Is a custom-made appliance constructed of a heat-sensitive acrylic that fits over the upper and lower teeth. The appliance is comfortable on the teeth and leaves added space for the tongue compared to other devices. It allows a small amount of jaw movement (4mm) so that the patient does not feel "locked into position". The adjustment mechanisms are on the cheek side of the appliance near the molars and allows for easy advancement of the jaw position to improve effectiveness of the device when it is indicated its most frequently used because of its ease of use, effectiveness and durability.

• Silent Nite Appliance:

It is a smaller appliance that is very comfortable to wear and can be effective for patients who are primarily snorers or have very mild apnea. However it is less durable and has much less adjustability.

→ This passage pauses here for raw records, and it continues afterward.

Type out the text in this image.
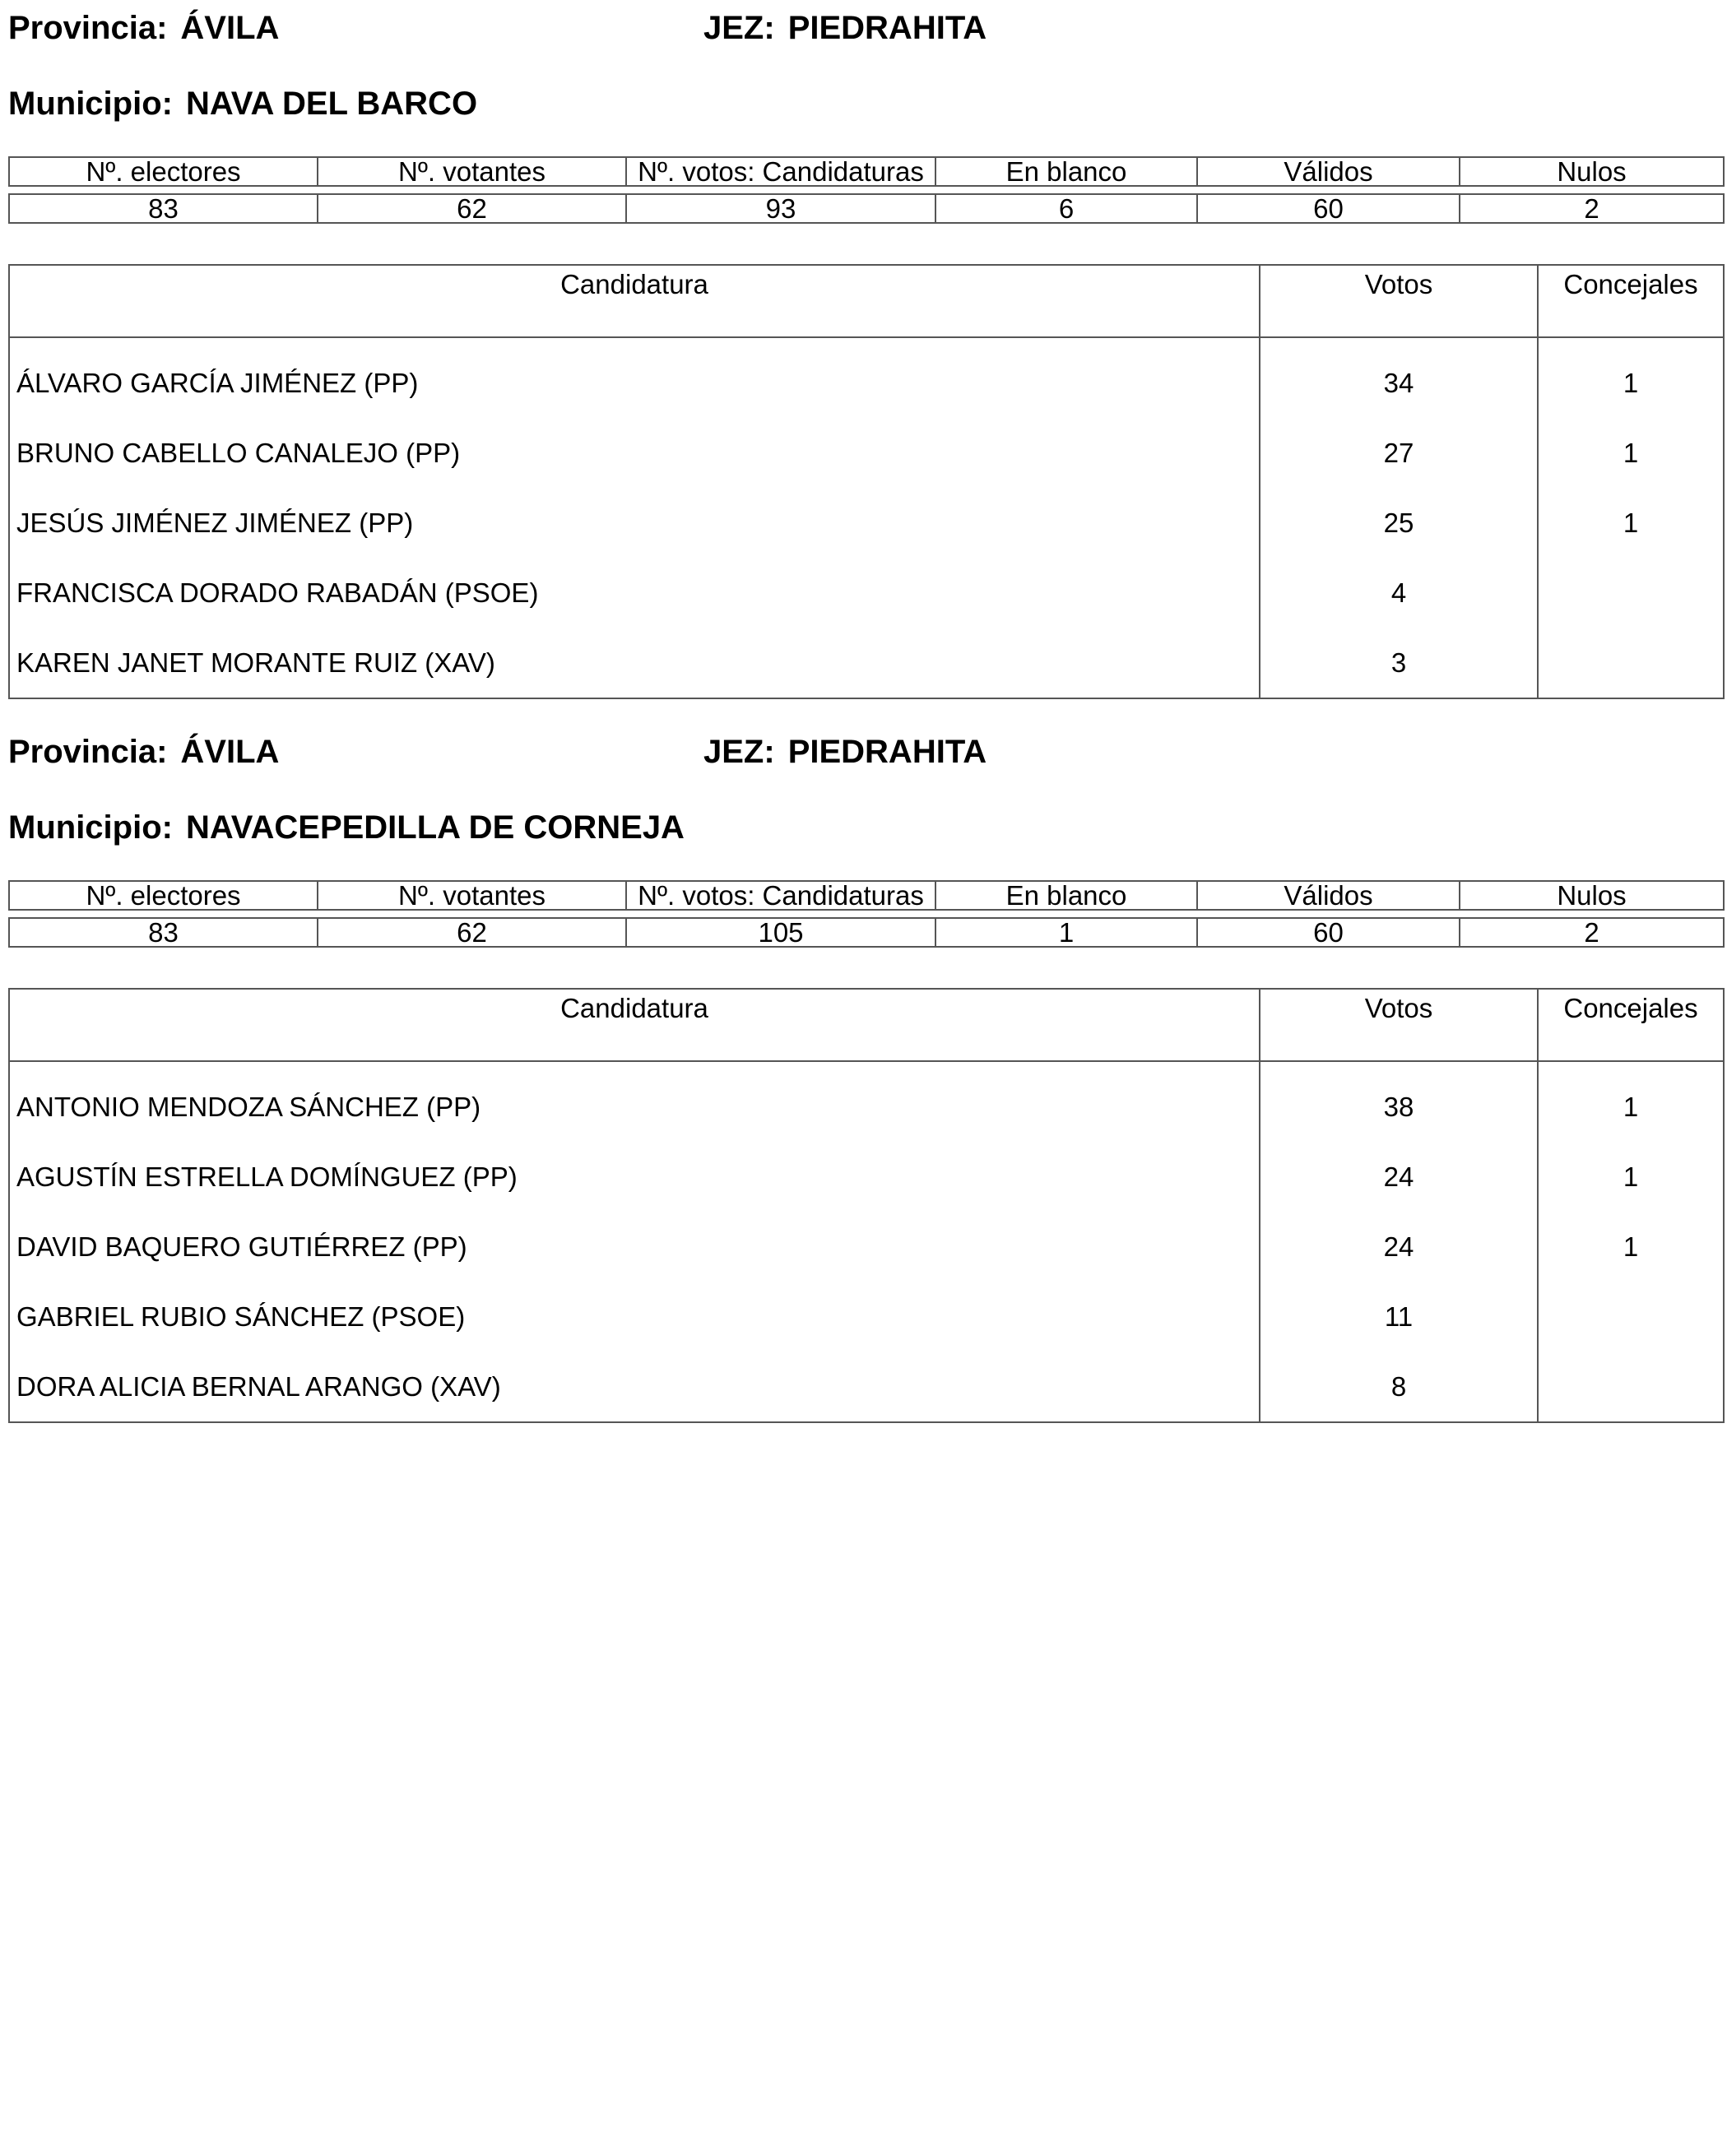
Provincia: ÁVILA	JEZ: PIEDRAHITA
Municipio: NAVA DEL BARCO
Nº. electores	Nº. votantes	Nº. votos: Candidaturas	En blanco	Válidos	Nulos

83	62	93	6	60	2
Candidatura	Votos	Concejales

ÁLVARO GARCÍA JIMÉNEZ (PP)	34	1
BRUNO CABELLO CANALEJO (PP)	27	1
JESÚS JIMÉNEZ JIMÉNEZ (PP)	25	1
FRANCISCA DORADO RABADÁN (PSOE)	4	
KAREN JANET MORANTE RUIZ (XAV)	3	
Provincia: ÁVILA	JEZ: PIEDRAHITA
Municipio: NAVACEPEDILLA DE CORNEJA
Nº. electores	Nº. votantes	Nº. votos: Candidaturas	En blanco	Válidos	Nulos

83	62	105	1	60	2
Candidatura	Votos	Concejales

ANTONIO MENDOZA SÁNCHEZ (PP)	38	1
AGUSTÍN ESTRELLA DOMÍNGUEZ (PP)	24	1
DAVID BAQUERO GUTIÉRREZ (PP)	24	1
GABRIEL RUBIO SÁNCHEZ (PSOE)	11	
DORA ALICIA BERNAL ARANGO (XAV)	8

• SnoreAid and Therasnore appliances:

Snore-Aid plus is an adjustable mandibular bite plate that advances the mandible and repositions the tongue anteriorly and superiorly. The single plate orthotic utilizes an external lip shield and occlusal coverage to minimize tooth pressures. It has no components that interfere with tongue posture and vertical dimension can be altered at chair side. This appliance is constructed from special thermoplastic resins and vinyl polymers which make it comfortable, easy to fit and very retentive. The external lip shield is easily titrated and can be quickly re-adjusted. The single plate design enables the appliance to be compatible with the patient's natural articular pattern and condylar path and this renders it a suitable appliance for nocturnal bruxers and TMD sufferers. Description for Web sites (public): Snore-Aid plus is comfortable laboratory constructed oral appliance that is prescribed by the dentist for snoring and mild obstructive sleep apnea. The appliance works by advancing the mandible and positioning the tongue to open the patient's airway, thus permitting easier breathing and preventing loud snoring. Snore-Aid plus allows the patient to have their natural jaw motions while they sleep so that their jaws do not become sore from wearing the appliance all night, every night. This is particularly helpful in patients who grind their teeth (bruxism). Speaking, yawning, and swallowing are not impaired by Snore-Aid plus. Dentists value how easily the appliance can be fitted and adjusted. This durable appliance rarely needs repair.

• Therasnore appliances:

The TheraSnore is one of the few appliances that requires no laboratory construction and is easily fitted chairside from a boil and bite blank.
In the non-adjustable device the mandible is retained in a protrusive position with pliable thermoplastic material and is afforded limited movement. Protrusive adjustability is possible to a small degree.In the adjustable TheraSnore, patients are started at centric relation. Should it be necessary to protrude the mandible, it can be done in precise 1.5 mm increments without refitting the appliance.
The Adjustable TheraSnore is also available in 3 different arch sizes based on the most commonly used impression trays. This has been very important to TheraSnore patients who have a smaller or larger than average arch size. The TheraSnore also allows the mandible complete vertical and lateral freedom of movement to ensure the problems associated with TMJ/TMD are thereby avoided and the patient is comfortable.